49. Pide una mayor coherencia entre la Política Agrícola Común y las políticas sanitarias iniciadas por la Unión Europea; pide a la Comisión que controle rigurosamente que las subvenciones europeas recibidas por algunos sectores industriales no sirvan nunca para financiar campañas de promoción que presenten bajo un aspecto favorable productos altamente calóricos;

50. Pide a la Comisión que vele por que las subvenciones comunitarias a determinados sectores industriales no se destinen a la financiación de campañas publicitarias de productos con alto contenido calórico;

51. Considera indispensable una reforma de la organización común del mercado de las frutas y hortalizas que contemple, entre otros objetivos, el relanzamiento del consumo de este tipo de alimentos de gran valor nutritivo; está convencido, por otra parte, de que es preferible una política de incentivos (bajada de precios, reducción fiscal, otros tipos de subvenciones) a un sistema que basado en una mayor imposición de los productos calóricos (fat tax), que terminaría penalizando sobre todo a los hogares europeos más modestos;

52. Pide a la Organización Mundial de la Salud que haga partícipe al Parlamento Europeo de sus puntos de vista actuales con respecto a la obesidad;

53. Encarga a su Presidente que transmita la presente Resolución al Consejo y a la Comisión, a los Parlamentos nacionales de los Estados miembros y de los países candidatos y a la OMS.

(1)

DO n L 276 de 6. 10. 1990, p. 40. Directiva cuya última modificación la constituye la Directiva 2003/120/CE de la Comisión (DO L 333 de 20.12.2003, p. 51).


EXPOSICIÓN DE MOTIVOS

«Los buenos hábitos alimentarios son como una cartilla de ahorros, hay que invertir durante mucho tiempo antes de que den beneficios»
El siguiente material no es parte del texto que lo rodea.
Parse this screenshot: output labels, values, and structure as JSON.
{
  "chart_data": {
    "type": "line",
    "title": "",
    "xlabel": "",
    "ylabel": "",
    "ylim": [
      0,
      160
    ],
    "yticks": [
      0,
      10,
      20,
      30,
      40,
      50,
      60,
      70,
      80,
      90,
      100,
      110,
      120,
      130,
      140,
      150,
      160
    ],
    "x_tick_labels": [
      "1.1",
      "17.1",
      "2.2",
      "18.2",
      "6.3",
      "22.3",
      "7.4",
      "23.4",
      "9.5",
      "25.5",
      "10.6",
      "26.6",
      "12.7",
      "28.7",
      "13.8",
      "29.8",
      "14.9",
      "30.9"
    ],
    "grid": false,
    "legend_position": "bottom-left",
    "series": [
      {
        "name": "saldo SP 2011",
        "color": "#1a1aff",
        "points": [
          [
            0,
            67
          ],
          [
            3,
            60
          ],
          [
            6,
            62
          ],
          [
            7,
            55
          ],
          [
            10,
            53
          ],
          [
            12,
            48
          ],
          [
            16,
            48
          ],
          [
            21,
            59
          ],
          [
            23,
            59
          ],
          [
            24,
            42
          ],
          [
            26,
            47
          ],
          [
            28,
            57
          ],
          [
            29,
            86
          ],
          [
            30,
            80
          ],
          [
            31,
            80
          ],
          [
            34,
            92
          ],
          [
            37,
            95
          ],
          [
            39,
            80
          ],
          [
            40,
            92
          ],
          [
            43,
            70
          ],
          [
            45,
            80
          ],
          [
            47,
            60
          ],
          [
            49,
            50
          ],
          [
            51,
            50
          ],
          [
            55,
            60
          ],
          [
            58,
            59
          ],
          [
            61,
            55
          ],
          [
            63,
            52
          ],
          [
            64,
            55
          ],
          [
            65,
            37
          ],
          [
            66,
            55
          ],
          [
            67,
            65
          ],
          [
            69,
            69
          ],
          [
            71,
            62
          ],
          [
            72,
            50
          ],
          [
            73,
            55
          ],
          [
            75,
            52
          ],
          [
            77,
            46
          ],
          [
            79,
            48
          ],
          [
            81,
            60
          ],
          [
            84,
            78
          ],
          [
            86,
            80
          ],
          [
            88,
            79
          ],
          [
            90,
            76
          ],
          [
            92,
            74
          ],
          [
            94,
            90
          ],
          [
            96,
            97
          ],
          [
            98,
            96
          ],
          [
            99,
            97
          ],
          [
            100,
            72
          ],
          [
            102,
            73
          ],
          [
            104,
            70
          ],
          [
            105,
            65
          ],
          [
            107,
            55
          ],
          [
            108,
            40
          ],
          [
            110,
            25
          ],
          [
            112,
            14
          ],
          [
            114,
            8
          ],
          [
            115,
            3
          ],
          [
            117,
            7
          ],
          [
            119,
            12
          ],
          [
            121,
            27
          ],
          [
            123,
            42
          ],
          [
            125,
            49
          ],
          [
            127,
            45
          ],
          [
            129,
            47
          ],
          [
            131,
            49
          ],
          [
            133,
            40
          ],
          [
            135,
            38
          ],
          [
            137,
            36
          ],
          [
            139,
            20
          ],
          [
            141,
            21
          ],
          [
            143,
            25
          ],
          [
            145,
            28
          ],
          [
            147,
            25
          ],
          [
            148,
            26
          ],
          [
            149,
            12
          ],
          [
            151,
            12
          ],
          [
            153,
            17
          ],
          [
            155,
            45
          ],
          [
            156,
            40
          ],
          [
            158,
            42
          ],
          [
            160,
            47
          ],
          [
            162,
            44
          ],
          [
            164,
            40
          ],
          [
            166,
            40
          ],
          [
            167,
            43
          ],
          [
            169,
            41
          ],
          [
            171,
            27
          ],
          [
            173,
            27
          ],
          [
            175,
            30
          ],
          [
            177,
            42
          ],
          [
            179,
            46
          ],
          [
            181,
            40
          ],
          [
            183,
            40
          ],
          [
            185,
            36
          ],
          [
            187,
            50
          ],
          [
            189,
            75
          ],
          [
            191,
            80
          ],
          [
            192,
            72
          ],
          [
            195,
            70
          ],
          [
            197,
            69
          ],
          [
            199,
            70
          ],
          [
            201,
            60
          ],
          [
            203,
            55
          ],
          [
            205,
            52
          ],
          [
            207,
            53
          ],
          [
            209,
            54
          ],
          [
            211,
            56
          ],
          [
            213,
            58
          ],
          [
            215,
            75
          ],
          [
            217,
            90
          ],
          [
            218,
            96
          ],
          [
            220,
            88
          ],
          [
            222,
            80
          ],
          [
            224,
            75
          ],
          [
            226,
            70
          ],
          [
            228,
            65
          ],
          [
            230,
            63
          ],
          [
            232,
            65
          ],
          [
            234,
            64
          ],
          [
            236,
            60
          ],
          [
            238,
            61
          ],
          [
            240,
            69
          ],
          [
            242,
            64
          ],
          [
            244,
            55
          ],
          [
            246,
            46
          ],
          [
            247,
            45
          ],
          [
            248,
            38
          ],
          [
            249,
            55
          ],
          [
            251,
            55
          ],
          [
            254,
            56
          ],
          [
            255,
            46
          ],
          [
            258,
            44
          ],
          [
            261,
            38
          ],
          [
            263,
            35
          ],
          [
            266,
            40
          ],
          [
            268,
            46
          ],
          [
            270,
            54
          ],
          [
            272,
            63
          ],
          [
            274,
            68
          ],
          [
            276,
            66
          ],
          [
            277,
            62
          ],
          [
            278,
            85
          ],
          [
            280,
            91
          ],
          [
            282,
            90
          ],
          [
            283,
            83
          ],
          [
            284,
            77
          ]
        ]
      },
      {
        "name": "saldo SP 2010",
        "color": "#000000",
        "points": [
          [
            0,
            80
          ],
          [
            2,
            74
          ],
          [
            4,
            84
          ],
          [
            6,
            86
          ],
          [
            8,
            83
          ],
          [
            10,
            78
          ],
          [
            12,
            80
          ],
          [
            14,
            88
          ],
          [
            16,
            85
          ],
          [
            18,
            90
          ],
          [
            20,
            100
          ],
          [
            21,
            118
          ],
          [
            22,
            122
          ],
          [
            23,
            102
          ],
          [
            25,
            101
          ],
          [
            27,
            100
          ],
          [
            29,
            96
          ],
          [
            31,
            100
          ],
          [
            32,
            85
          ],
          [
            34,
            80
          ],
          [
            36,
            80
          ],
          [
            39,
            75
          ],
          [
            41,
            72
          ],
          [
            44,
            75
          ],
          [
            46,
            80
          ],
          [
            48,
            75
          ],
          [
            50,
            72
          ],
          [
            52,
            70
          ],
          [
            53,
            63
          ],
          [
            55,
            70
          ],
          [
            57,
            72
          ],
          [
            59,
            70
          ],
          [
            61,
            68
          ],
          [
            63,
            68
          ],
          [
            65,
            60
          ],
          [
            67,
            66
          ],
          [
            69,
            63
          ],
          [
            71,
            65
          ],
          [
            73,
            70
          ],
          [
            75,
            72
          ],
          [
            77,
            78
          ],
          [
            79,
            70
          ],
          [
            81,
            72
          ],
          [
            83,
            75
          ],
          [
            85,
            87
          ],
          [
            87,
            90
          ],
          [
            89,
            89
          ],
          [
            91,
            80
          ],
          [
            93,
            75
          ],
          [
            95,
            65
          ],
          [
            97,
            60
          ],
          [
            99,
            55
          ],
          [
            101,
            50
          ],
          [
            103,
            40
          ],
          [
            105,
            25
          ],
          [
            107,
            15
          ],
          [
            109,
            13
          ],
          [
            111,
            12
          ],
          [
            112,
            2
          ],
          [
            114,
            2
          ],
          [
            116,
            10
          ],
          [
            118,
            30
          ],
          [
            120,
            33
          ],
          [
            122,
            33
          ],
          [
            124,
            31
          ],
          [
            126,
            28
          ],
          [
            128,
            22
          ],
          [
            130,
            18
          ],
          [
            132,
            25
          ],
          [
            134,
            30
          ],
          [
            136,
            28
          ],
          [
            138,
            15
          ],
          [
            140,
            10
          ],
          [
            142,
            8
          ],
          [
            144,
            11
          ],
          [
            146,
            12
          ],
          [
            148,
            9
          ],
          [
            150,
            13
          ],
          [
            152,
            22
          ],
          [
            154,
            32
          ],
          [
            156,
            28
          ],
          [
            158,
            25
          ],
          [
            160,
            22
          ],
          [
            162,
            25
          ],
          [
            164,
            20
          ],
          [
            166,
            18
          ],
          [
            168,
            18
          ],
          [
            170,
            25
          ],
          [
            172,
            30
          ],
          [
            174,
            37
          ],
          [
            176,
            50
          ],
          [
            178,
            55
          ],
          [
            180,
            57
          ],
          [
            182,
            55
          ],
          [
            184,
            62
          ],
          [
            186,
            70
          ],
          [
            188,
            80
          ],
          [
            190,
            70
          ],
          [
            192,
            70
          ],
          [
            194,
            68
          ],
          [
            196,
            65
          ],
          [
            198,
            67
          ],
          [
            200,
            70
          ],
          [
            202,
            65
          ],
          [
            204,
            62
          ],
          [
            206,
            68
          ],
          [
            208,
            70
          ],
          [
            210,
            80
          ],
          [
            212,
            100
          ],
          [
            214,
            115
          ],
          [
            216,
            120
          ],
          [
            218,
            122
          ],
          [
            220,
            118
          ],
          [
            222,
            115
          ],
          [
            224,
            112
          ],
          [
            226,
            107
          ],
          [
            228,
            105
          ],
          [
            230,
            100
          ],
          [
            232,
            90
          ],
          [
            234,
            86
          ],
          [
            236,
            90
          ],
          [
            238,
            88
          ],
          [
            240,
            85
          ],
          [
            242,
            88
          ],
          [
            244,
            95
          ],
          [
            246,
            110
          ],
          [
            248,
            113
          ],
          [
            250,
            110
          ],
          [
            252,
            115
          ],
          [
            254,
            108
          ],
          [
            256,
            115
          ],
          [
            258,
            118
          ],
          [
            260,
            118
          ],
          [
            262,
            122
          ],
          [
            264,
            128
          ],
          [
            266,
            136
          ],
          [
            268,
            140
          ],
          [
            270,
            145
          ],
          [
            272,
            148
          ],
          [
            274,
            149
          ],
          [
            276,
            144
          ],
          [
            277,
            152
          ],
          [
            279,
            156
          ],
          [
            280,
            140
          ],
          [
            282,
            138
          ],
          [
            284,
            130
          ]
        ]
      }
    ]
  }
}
Simone Lemieux, profesora del Instituto de Nutrición y Alimentos Funcionales de la Universidad Laval, Québec, 2005.

La epidemia de obesidad y exceso de peso que afecta a los ciudadanos europeos nos obliga a dar la señal de alarma. Se pueden citar cifras elocuentes extraídas del muy útil dictamen de iniciativa elaborado en 2005 por el Comité Económico y Social Europeo, inspirándose a su vez en informes procedentes de la Organización Mundial de la Salud y la task force internacional sobre la obesidad:

-          en la Unión de los Veinticinco, 14 millones de niños padecen de sobrecarga ponderal, y 3 millones de ellos obesidad;

-          en varios países de la UE, más de la mitad de la población adulta presenta una sobrecarga ponderal y se considera que entre el 20 y el 30 % de los adultos son obesos;

-          el número de niños europeos que padecen sobrecarga ponderal y obesidad aumenta en más de 400 000 casos al año y este problema afecta ya a casi uno de cada cuatro niños en la Unión de los Veinticinco;

-          entre el 10 y el 20 % de los niños de Europa septentrional padecen sobrepeso, mientras que en Europa meridional, el Reino Unido e Irlanda la proporción es del 20 al 35 %.

Así pues, la obesidad es una realidad que podemos constatar al doblar la esquina o en la cola del cine: cada vez es mayor el número de personas con un manifiesto exceso de peso. Esta realidad es tanto más escandalosa cuanto que afecta cada vez más a niños y adolescentes europeos.

Por supuesto, siempre habrá voces que se alcen contra lo que, en su opinión, no es más que una obsesión derivada de los nuevos modelos estéticos y no una verdadera «enfermedad de la civilización» del siglo XXI. La realidad es que la obesidad (que no debe confundirse con una sobrecarga ponderal o algunos kilos de más) y también la anorexia (que tampoco debe confundirse con la esbeltez o una ligera delgadez) constituyen un grave problema de salud física.

Pero, con más de un matiz, la obesidad prevalece más en todos los segmentos de población que presentan un mayor riesgo de mortalidad debido a las patologías asociadas, como la diabetes de tipo 2, la hipertensión y las enfermedades cardíacas.

Hay que celebrar, pues, el debate iniciado por la Comisión con la redacción del Libro Verde en diciembre de 2005, que tiene por objeto hacernos reflexionar sobre el mejor modo de luchar contra la obesidad favoreciendo una alimentación sana y la práctica de una actividad física regular.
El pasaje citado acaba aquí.